Entretanto, o número de céticos é pequeno. O Instituto de Pesquisa Datafolha entrevistou, em 2019, 2086 pessoas em todo o país. De acordo com a análise, 85% da população brasileira acredita que o país está aquecendo enquanto apenas 15% discorda. Com relação à contribuição humana para o aquecimento, os números divergem, 72% concordam com a responsabilidade humana sobre as mudanças climáticas e 18% não entendem que a atividade humana interfira.
Para Eduarda, os discursos negacionistas têm pouco impacto atualmente. “As mudanças climáticas vêm sendo percebidas pelos cientistas desde a década de 1970, só que demorou muito para o mundo ver isso como um problema. Existem negacionistas, mas eles são em número muito reduzido em comparação a quantidade de pessoas que acreditam e que querem lutar por essa causa.”
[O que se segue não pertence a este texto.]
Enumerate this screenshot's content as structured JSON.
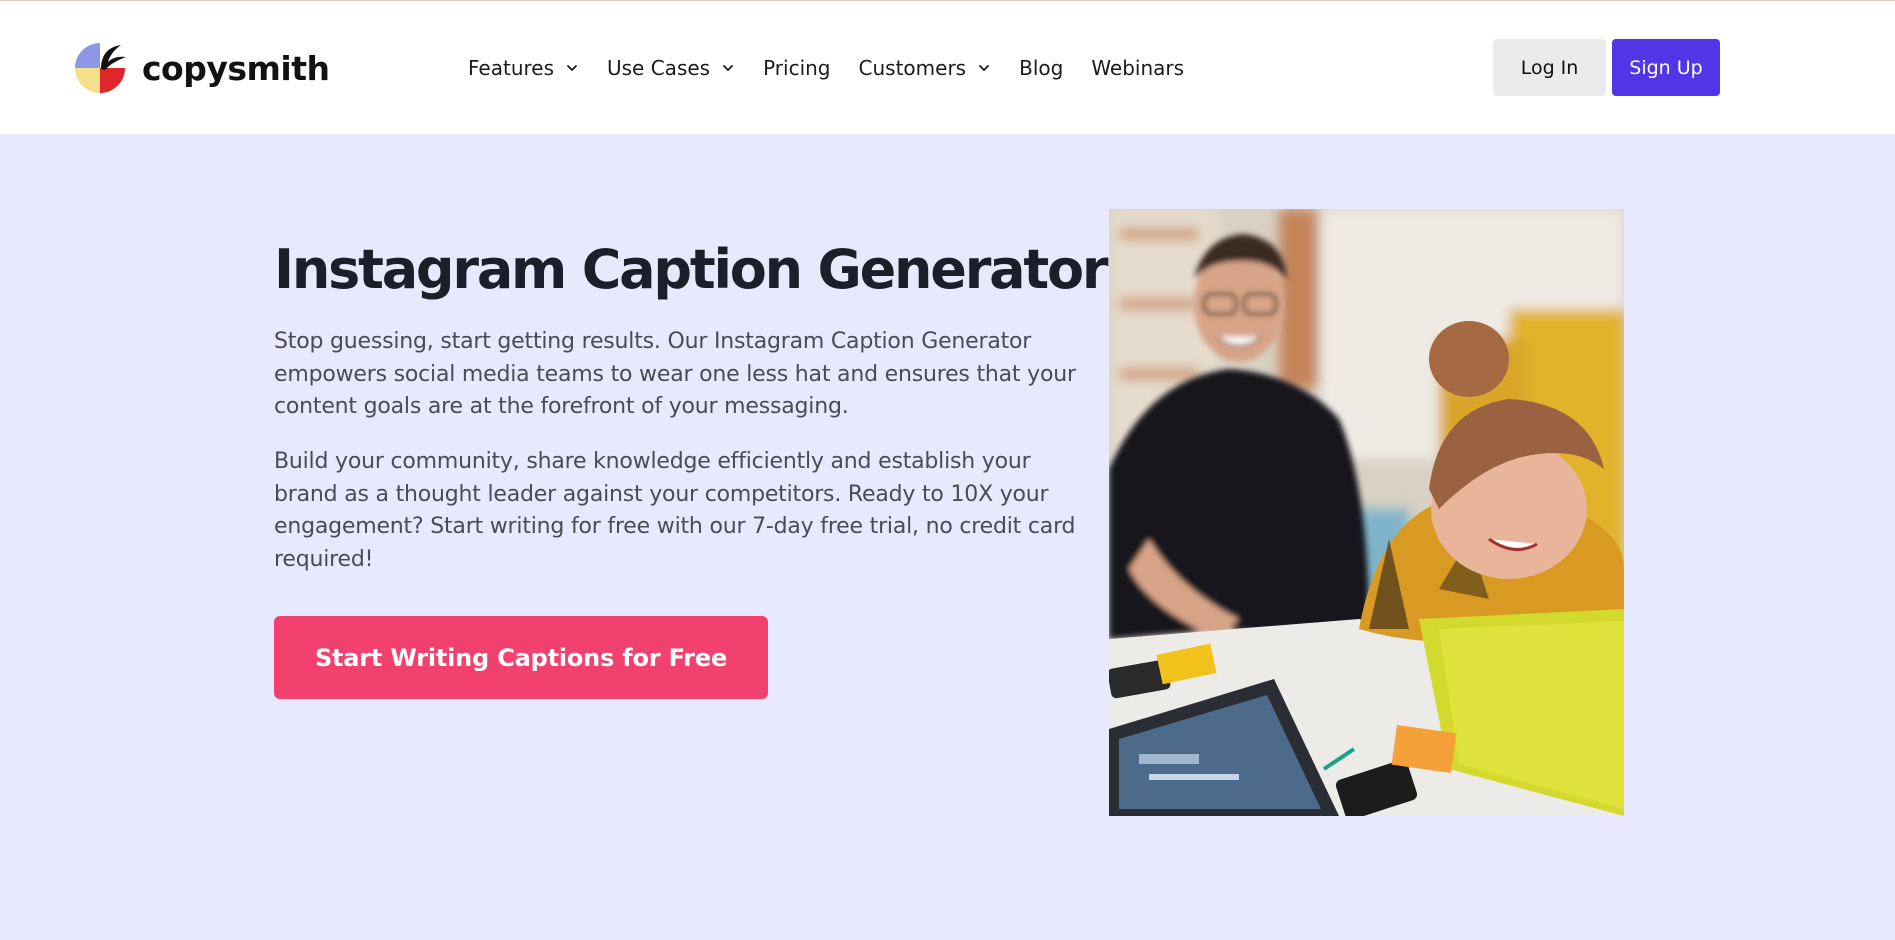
{
  "brand": {
    "name": "copysmith",
    "colors": {
      "primary": "#5135e6",
      "cta": "#f2416e",
      "hero_bg": "#e8e9fc",
      "logo_blue": "#8e97e3",
      "logo_yellow": "#f5e08a",
      "logo_red": "#e0262b",
      "logo_black": "#121212"
    }
  },
  "nav": {
    "items": [
      {
        "label": "Features",
        "has_dropdown": true,
        "icon": "chevron-down-icon"
      },
      {
        "label": "Use Cases",
        "has_dropdown": true,
        "icon": "chevron-down-icon"
      },
      {
        "label": "Pricing",
        "has_dropdown": false
      },
      {
        "label": "Customers",
        "has_dropdown": true,
        "icon": "chevron-down-icon"
      },
      {
        "label": "Blog",
        "has_dropdown": false
      },
      {
        "label": "Webinars",
        "has_dropdown": false
      }
    ],
    "login_label": "Log In",
    "signup_label": "Sign Up"
  },
  "hero": {
    "title": "Instagram Caption Generator",
    "paragraph1": "Stop guessing, start getting results. Our Instagram Caption Generator empowers social media teams to wear one less hat and ensures that your content goals are at the forefront of your messaging.",
    "paragraph2": "Build your community, share knowledge efficiently and establish your brand as a thought leader against your competitors. Ready to 10X your engagement? Start writing for free with our 7-day free trial, no credit card required!",
    "cta_label": "Start Writing Captions for Free",
    "image_icon": "hero-photo"
  }
}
A cientista política ainda comenta sobre o negacionismo por parte dos governantes e afirma que a pressão do mercado obrigará as gestões políticas a adotar medidas sustentáveis. “Isso é uma pressão do mercado externo. Os países, as grandes empresas não estão mais investindo em países que não têm regras claras para poder conservar o meio ambiente. Então eu não sei de onde países negacionistas vão conseguir recursos para combater as mudanças climáticas, que são temas transversais. Estamos falando de uma perda econômica muito grande. Então os governos, os países que preferirem não fazer parte dessa discussão vão estar perdendo.”
Consequências
O site Global Climate Change da NASA permite acompanhar o impacto das mudanças climáticas em algumas regiões do mundo de maneira detalhada por meio de uma plataforma interativa que mostra o antes e o depois.